The US-based thrower is No.4 on the UK all-time rankings

Greg Thompson is looking forward to making his mark at the British Championships and IAAF World Championships in Doha after jumping to No.4 on the UK all-time rankings for the discus in the United States.

The Shaftesbury Barnet athlete is studying for a double degree in kinesiology and philosophy at Maryland University in the US but despite his busy academic schedule threw a Doha qualifying mark of 65.56m at the Penn Relays in Philadelphia in April and is hoping for further improvements this summer.

The UK record of 68.24m was set in 2012 by Lawrence Okoye and during that same year Thompson won English Schools gold in Gateshead throwing in trainers.

Talent runs in the family, too, as he is the son of Neville Thompson – a former GB international. Thompson Snr threw 55.68m at Crystal Palace in 1993 and Thompson Jnr beat that mark at the same venue soon after his 20th birthday.
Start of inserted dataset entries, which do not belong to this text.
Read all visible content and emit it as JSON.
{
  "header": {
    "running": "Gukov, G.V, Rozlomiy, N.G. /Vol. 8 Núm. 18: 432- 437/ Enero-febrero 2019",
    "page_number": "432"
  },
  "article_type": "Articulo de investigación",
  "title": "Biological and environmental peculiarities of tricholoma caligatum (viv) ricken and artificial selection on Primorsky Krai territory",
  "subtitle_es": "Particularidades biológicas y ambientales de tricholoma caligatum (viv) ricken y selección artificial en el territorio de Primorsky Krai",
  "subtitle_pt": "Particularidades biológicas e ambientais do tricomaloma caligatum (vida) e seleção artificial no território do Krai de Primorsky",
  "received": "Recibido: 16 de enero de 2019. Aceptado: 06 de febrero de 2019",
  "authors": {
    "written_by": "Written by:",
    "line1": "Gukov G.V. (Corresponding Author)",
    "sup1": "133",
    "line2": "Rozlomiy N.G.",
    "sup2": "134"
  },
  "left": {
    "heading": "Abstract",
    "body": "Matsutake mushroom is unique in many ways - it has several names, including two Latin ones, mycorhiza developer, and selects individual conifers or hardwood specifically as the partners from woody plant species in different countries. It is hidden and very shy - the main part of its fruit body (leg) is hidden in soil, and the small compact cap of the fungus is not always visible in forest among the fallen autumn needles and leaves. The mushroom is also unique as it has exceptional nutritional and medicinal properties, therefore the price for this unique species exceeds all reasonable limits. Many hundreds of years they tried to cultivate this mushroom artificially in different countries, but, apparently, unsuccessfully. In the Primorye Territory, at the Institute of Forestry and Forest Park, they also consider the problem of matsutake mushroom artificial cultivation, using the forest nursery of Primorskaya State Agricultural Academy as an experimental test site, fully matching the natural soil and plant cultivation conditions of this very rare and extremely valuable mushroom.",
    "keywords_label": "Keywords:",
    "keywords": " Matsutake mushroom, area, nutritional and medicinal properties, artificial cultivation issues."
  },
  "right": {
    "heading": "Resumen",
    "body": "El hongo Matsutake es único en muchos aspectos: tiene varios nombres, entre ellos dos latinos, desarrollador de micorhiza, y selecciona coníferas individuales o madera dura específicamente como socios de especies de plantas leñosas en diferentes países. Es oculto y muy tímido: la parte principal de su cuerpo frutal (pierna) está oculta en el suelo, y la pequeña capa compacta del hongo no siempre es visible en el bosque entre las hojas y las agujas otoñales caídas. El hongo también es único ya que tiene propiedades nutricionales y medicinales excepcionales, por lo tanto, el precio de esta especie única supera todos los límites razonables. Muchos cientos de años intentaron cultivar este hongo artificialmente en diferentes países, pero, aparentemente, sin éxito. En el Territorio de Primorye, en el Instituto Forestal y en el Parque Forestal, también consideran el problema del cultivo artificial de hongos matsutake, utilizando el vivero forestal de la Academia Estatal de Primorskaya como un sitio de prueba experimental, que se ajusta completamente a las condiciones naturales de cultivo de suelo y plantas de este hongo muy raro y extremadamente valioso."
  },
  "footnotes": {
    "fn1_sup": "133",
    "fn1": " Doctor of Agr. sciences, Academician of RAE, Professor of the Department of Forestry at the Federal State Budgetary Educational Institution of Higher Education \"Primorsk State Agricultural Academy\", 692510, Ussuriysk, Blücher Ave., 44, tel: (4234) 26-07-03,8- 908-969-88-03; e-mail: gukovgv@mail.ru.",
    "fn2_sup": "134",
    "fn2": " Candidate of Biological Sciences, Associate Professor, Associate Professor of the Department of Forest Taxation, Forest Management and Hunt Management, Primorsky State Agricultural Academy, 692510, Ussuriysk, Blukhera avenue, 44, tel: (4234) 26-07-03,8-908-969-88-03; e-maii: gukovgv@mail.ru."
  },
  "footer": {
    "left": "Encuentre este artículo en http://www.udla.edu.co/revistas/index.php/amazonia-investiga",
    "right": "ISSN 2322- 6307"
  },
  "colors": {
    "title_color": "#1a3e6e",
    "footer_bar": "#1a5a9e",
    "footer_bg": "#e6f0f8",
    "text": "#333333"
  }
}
“With my dad being an international from the moment I could walk it was, like, ‘let’s grab a disc and have some fun with it’,” he remembers. “I have vivid memories of being a little ’un and trying to pick up a 2k discus after he’d thrown it and trying to throw it back to him but he told me to take my time and not hurt myself. When I grew up, he was always the archetype and what I wanted to live up to.”

Initially, Thompson played rugby, football, badminton and he loves snooker too. He has a brother in the Arsenal football squad as well, but his heart is in athletics.

Formerly coached by his father, Thompson is now guided by Travis Coleman at Maryland University. Unusually, he is left-footed and left-handed but throws with his right arm.

“My dad always threw with his right arm so from the moment he got me a small makeshift discus as a kid I tried to put it in my right hand,” he explains.

He also plays badminton and throws a javelin with his right hand but throws darts and a basketball with his left. “When it comes to the finer motor or precision skills or writing, I use my left,” he says.

The Briton stands 6ft tall but is not that large for an elite discus thrower. So he utilises his speed in the circle and athleticism to get the most out of himself.

“When I threw 65m recently, the athlete who was second, Roje Stona of Jamaica, is about 6ft 6-7in tall and completely dwarfed me,” says Thompson.

As he reaches the end of his fourth year at Maryland University, too, he juggles training with studies. “I have a good blend between the two,” he says.

All eyes will be on Thompson to see if he can build on his big early season throw – and next week he competes for Great Britain in the World University Games in Naples, Italy. As someone who won a medal in a UK maths competition seven years ago, he will have no problem calculating how many more metres he needs to leapfrog further up the national rankings.

In addition to Okoye, the only Brits who have thrown further are Brett Morse and Perriss Wilkins – although the latter is a discredited figure after allegations of using a light discus at competitions in addition to a doping ban.

“I knew something was in the tank this year and something was brewing,” Thompson says on his big throw. “I threw a PB in training before Penn Relays and I thought that if I got everything right I could throw 65 metres.

“I’ve felt my potential has been around 65 metres for a year or so but it hasn’t happened until this year due to a myriad of physical and mental factors.”

Thompson, who turned 25 last month, has previous international experience as he finished 10th in the 2013 European Juniors. But after the World University Games he is aiming to seal selection for Doha at this summer’s Müller British Championships – a competition where he finished runner-up to Morse 12 months ago – and he would love to compete at the Diamond Leagues in the UK.

“I’m looking forward to being a small fish in a big pond and rising to the challenge,” he says.